De ces constats naissent trois questions qui forment le fil conducteur de la recherche :

I. Quels sont ces projets nés dans la clandestinité ?

II. Quels sont les buts et les contenus de ces projets ?

III. Quelle place accordent-t-ils à l’Éducation nouvelle ? dans quelle visée de société ? Quels échos et prolongements ont ces projets dans le programme du CNR et dans le plan Langevin-Wallon ?


Quels sont ces projets nés dans la clandestinité ?

Répondre à ces questions m’engageait dans un travail de recherche dans les collections de publications clandestines ainsi que dans les archives de mouvements ou personnalités conservées au musée de la Résistance nationale.

Le résultat de la collecte est quantitativement maigre : trois brochures épaisses ; un numéro spécial d’un journal clandestin ;  une suite de trois  articles dans un autre journal clandestin3.

Quels en sont les auteurs de ces projets ? Quelle période les voit naître, dans quel contexte ?

Un premier texte de quatre pages intitulé « Réflexion sur l’éducation » paraît en février 1942 dans les colonnes du journal clandestin Défense de la France sous la signature de Indomitus (pseudonyme de Philippe Viannay, un des fondateurs du mouvement, étudiant en philosophie, catholique, conservateur) et de Klein (pseudonyme du professeur Dain, enseignant à l’Institut catholique de Paris et membre du mouvement « Défense de la France »). Alors que les forces vives de ce groupe de résistants sont composées majoritairement d’étudiants et de lycéens, pour les deux rédacteurs encore proches idéologiquement de certains thèmes de la Révolution nationale, mais adversaires de l’État français et de la collaboration, il s’agit de faire un point critique des réformes de l’enseignement accomplies par les ministres successifs (Ripert, Chevalier, Carcopino). 

La seconde publication (122 pages) vraisemblablement de la fin 1942 est le fait de l’Organisation civile et militaire  (OCM). Intitulée « La réforme de la vie culturelle » c’est le quatrième volet d’un ensemble de huit formant un plan général de transformation de la société française à la Libération (politique, culturel, économique et social [ou :, social, etc.]). Le projet global est publié en quatre éditions successives de Les Cahiers : études pour une nouvelle Révolution française. Une trentaine de résistants appartenant tous aux élites de la société française (dirigeants politiques, hauts fonctionnaires, cadres supérieurs de l’industrie et du commerce, juristes, universitaires, etc.) ont produit collectivement ces études.
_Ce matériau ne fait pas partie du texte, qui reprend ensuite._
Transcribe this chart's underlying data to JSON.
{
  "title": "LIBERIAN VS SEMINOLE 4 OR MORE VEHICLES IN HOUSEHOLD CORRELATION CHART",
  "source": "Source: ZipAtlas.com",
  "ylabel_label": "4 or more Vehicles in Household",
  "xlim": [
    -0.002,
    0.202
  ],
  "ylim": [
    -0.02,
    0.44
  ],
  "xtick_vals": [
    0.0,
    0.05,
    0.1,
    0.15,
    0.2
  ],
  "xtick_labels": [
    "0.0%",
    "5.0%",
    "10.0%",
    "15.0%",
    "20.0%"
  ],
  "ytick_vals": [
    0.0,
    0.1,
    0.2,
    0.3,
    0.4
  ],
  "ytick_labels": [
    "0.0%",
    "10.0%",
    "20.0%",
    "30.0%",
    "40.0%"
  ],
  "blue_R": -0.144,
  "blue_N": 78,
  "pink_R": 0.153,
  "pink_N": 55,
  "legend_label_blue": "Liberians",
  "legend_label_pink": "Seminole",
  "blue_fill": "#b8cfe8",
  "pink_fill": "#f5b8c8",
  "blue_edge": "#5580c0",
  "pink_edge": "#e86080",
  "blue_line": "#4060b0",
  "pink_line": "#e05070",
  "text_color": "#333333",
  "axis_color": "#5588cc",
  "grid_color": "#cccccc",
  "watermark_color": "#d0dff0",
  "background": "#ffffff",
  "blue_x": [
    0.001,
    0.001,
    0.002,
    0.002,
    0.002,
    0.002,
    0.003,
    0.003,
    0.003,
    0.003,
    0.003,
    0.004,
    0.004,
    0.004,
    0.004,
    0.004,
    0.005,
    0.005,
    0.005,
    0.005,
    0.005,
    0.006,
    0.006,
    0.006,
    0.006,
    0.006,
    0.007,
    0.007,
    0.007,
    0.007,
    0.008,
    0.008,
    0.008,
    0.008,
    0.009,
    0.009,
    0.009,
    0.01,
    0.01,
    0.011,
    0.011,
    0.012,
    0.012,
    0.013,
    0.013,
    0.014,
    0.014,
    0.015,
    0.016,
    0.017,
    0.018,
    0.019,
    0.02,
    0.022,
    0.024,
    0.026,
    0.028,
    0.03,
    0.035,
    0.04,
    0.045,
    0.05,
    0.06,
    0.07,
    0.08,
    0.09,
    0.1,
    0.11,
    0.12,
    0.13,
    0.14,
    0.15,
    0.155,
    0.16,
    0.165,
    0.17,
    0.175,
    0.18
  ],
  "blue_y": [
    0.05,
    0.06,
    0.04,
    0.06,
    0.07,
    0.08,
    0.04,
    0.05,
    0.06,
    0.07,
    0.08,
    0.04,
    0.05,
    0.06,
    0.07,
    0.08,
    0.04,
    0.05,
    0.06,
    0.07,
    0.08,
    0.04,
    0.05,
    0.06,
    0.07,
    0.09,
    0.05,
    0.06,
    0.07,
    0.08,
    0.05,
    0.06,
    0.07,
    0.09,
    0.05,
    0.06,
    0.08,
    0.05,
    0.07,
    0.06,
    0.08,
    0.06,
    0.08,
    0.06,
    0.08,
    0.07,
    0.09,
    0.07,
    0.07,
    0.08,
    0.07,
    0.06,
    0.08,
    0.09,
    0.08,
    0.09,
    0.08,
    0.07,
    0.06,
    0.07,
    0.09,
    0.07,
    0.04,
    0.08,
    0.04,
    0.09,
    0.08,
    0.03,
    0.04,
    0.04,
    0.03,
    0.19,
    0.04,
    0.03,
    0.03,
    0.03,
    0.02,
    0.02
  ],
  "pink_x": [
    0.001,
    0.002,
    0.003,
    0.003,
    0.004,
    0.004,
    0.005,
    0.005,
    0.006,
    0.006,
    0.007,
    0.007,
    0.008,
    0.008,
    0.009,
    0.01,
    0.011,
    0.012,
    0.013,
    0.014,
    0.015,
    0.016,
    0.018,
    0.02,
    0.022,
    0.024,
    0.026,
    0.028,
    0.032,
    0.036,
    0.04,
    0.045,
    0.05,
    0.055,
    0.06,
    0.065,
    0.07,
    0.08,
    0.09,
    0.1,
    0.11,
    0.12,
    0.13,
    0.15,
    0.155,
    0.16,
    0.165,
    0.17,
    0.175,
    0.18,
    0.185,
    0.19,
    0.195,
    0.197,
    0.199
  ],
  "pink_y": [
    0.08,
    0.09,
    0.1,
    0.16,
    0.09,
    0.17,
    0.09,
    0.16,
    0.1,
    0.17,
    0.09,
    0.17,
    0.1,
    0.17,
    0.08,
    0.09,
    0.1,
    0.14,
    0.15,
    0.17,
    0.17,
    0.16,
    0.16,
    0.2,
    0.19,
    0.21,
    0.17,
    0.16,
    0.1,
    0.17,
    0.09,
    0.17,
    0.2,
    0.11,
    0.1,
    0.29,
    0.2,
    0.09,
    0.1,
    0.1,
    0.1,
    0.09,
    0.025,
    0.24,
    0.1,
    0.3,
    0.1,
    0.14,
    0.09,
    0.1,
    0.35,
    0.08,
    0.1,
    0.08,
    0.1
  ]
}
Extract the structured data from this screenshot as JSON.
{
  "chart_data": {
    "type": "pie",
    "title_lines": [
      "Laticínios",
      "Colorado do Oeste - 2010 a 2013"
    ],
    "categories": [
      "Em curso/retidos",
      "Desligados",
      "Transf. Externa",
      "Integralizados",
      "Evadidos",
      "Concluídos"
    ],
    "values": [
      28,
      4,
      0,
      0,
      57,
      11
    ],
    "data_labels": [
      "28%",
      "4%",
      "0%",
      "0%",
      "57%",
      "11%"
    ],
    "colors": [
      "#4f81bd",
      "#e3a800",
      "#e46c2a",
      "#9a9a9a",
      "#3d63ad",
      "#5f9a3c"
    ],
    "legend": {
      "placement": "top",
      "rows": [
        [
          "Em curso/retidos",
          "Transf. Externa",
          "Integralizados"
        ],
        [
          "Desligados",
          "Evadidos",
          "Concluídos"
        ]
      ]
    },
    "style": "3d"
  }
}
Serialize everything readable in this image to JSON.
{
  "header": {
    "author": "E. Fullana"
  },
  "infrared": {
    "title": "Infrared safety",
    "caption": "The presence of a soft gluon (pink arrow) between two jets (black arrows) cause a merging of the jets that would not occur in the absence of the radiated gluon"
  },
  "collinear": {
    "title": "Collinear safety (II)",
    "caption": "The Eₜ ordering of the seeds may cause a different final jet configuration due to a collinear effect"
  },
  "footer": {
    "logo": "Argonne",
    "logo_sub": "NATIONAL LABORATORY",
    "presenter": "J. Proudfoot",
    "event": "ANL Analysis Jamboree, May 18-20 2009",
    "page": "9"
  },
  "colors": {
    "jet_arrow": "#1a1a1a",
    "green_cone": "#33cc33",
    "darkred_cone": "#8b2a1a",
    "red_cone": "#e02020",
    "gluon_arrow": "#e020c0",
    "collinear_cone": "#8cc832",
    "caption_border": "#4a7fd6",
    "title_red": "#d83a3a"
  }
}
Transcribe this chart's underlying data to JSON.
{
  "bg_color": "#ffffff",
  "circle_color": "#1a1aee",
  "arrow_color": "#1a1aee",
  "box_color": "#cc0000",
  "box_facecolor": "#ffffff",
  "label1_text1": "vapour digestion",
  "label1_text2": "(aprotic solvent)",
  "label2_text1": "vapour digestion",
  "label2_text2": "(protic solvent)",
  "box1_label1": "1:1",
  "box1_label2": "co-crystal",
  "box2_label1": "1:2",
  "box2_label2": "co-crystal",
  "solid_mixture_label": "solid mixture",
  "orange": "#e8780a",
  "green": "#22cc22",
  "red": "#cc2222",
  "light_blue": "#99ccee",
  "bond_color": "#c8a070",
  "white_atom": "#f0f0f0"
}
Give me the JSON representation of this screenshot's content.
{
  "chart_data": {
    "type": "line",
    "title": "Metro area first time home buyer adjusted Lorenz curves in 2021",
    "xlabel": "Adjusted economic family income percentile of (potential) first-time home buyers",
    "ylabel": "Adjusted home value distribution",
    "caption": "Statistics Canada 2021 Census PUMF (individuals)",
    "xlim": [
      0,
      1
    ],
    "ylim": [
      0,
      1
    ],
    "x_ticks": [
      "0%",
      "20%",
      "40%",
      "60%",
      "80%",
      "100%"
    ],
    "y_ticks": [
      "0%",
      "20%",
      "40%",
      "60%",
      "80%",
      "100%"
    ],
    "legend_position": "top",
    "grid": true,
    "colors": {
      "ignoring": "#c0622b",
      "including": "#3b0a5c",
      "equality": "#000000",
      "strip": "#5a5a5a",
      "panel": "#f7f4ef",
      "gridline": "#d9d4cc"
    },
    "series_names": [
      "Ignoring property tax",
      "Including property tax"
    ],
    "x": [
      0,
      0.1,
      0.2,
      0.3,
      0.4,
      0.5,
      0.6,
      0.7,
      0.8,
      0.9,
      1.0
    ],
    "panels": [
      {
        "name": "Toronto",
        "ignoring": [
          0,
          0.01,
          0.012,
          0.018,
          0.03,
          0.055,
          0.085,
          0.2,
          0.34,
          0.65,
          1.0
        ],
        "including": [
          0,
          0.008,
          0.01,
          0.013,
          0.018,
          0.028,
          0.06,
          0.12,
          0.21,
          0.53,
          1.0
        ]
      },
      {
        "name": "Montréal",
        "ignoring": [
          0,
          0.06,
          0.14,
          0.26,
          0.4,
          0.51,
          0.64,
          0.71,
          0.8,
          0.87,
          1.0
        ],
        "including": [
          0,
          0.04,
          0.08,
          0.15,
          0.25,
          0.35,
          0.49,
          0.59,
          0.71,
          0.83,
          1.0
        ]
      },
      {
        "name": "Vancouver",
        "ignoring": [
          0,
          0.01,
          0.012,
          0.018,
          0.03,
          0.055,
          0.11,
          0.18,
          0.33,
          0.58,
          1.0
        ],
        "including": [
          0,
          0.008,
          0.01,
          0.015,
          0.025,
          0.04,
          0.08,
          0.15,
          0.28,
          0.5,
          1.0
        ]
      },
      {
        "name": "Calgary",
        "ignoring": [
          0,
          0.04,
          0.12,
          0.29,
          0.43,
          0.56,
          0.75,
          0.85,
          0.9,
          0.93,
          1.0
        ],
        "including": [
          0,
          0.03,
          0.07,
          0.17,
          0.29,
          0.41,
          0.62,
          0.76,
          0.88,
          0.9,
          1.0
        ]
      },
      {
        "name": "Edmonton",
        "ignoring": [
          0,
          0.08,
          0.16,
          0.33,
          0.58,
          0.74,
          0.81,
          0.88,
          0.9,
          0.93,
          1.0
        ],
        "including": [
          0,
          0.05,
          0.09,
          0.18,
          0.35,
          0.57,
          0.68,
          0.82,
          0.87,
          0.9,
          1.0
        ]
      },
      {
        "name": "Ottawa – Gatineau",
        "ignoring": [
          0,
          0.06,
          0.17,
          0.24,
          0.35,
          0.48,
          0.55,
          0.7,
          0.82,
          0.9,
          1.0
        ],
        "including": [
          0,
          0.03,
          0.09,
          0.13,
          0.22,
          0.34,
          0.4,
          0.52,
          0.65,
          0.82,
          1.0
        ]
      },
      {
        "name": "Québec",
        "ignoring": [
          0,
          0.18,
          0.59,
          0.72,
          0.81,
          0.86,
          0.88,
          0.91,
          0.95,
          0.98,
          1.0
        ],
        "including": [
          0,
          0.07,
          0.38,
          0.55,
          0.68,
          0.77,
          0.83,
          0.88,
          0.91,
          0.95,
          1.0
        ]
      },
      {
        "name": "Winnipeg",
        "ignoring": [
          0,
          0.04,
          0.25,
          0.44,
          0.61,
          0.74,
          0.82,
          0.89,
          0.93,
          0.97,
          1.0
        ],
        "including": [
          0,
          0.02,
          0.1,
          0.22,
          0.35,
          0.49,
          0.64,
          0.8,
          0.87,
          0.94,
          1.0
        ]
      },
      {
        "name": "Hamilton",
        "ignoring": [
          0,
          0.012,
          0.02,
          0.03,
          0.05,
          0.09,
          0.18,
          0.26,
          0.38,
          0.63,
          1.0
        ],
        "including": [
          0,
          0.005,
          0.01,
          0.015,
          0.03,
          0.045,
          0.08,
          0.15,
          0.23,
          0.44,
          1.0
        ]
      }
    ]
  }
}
Celle sur l’enseignement et la culture est écrite probablement par Hélène Campinchi, Max Sorre, Georges Jamati, Claude Bellanger, André Sainte-Laguë. Il est à noter la présence de proches de Jean Zay dans ce collectif. 

Ce texte est rédigé et publié dans la première phase de construction de l’unité des deux pôles de la Résistance (intérieur et extérieur) autour de l’idée d’une République nouvelle, démocratique et sociale (« Déclaration aux mouvements » du général de Gaulle en avril 1942 et création de la France combattante le 14 juillet 1942) au moment où l’OCM souhaite être reconnue comme le relais autorisé en métropole de la France combattante en construction.

déclaration-aux-mouvements
Libération. Organe des forces de Résistance française, n° 13 (3 juin 1942), AAMRN/collection historique, 1985.

La troisième étude (62 pages), portée par le Parti communiste français (PCF), paraît en septembre 1943 sous la plume de Georges Cogniot4. Intitulée Esquisse d’une politique française de l’enseignement, elle se présente comme une contribution à la réflexion collective qui anime l’ensemble de la Résistance désormais unie au sein du Conseil national de la Résistance (CNR, 27 mai 1943) pour l’élaboration d’un programme commun d’actions pour la libération du pays et de refondation de la République. L’Esquisse prolonge le débat lancé l’année précédente par l’OCM. Sa publication par le PCF est un acte fort, parmi d’autres, pour un parti qui se positionne alors comme un parti de gouvernement. Elle se fait écho du discours radiodiffusé en novembre 1942 du vice-président des États-Unis, Henry Agard Wallace, sur l’avenir du monde après la victoire des nations unies : « un monde où la démocratie future doit s’étendre à tous les domaines : démocratie politique, égalité des races, (…) et démocratie de l‘enseignement».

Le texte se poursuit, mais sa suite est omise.